McNamee and Martin share a hope that their film offered both Catholics and non-Catholics insights into a parish priest’s inner life.

“You don’t have realistic portrayals, you don’t hear the authentic voices of priests’ in movies and television, Martin said. “When John speaks to people afterward, people are mesmerized by what the real deal is.”

McNamee, for his part, said he hopes “Diary” portrays his church as a place that reaches beyond its geographic and denominational borders. He quoted English Dominican Fr. Herbert McCabe: “There’s only one community: the human community.” Neighborhoods around the parish, McNamee added, are like dough, and the church can act as leavening.

Martin hailed McNamee as an inspiration to younger priests and to the diverse people living in North Philadelphia. “St. Malachy’s is about a quarter African-American, a quarter Latino and half white families from the suburbs,” he said, adding that the parish has been a sanctuary for Haitian refugees, immigrant farm workers and searchers such as him.

“I’m having a long journey, finding my way spiritually. It’s nice to know the doors are open.”

Philadelphians belong to a dozen or more religious sects, Martin added, but St. Malachy’s remains available to all of them. “In John’s church, you’re welcome. You don’t have to worry about what to say and what to wear.”

Yet McNamee said he knows many people still consider the Catholic church to be insular. “Guys of my generation believe it could be more outgoing and resilient than it is.”

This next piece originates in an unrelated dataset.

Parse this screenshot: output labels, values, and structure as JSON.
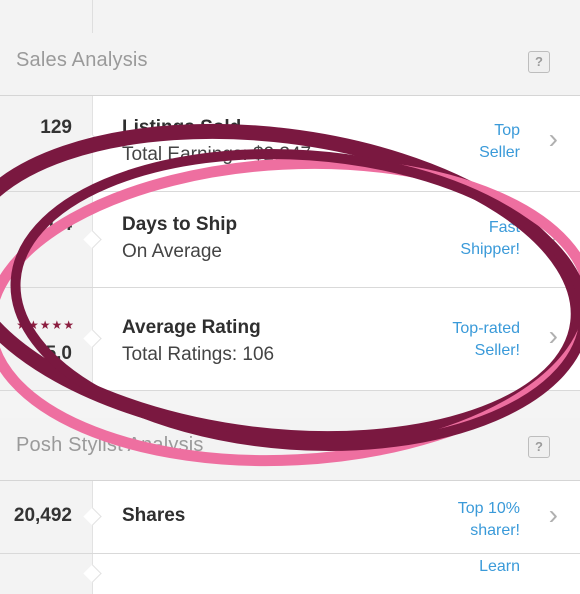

As pastor at St. Malachy’s, McNamee reaches out to his community in fairly mundane ways -- opening a food pantry, helping teenagers apply for college scholarships -- and in an artistic fashion. In his poetry and memoirs, he seeks to tell the truth about his spiritual life.

“I like the conciseness, the crystallization of poetry,” he said.

Martin said he prefers the journal prose of McNamee’s Diary of a City Priest. The pastor wrote those journal entries in a hurry, between Masses, between answering knocks on the food pantry door, meetings with parish schoolteachers, calls to the plumber and trips to parishioners’ court hearings.

“One of my favorite writers is Raymond Carver, who wrote short stories when he didn’t have time to write them,” Martin said. Carver, who as a young man had to support his family with janitorial jobs, “wrote under extreme duress. That brings out another kind of writing.”